Beer is widely available, as are many liquors.
There are not many large cities and if you use some common sense, and street smarts, you are unlikely to run into any trouble. The police are known to be corrupt, and if you are pulled over for any reason, you will almost be expected to pay a bribe. In the cities, crime is common, though not as rampant as in other cities such as Rio de Janeiro, Sao Paulo and Buenos Aires.
Ciudad del Este is reputed to be a center for illicit activities, such as money laundering and counterfeiting, but that should not affect your travels. That said, you will want to keep an eye on your bags and wallet here, as you would do in any other new city you would travel to. Generally, as long as you aren't involved in drug smuggling (inadvertently or otherwise), and beware of pickpockets, you should be safe most of the time.

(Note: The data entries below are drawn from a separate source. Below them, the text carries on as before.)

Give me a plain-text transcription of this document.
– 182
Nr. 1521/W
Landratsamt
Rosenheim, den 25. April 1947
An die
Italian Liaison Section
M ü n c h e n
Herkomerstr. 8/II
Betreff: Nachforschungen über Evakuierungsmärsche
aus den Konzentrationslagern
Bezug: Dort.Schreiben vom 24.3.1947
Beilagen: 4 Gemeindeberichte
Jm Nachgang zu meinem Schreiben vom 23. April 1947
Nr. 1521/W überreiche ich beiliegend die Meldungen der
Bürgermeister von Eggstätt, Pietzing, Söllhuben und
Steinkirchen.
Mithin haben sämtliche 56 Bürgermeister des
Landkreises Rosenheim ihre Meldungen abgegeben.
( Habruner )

Hospitals in Paraguay range from decent to unsanitary and unequipped. If you get desperately ill, try to get to the best hospital even if it takes a bit longer - you may not find surgical gloves in the worst of them. There are many stray dogs running the streets - avoid them. They usually won't bother you. You may pick up a foot flea known locally as pique (Tunga penetrans), these will usually collect around your toes. They will lay eggs in your feet if not taken care of - the best way to get rid of them is to pierce the site with a stitching needle and pour hydrogen peroxide over the area. Then dig the bug out. You may notice itching or tenderness in your feet if you have picked one up.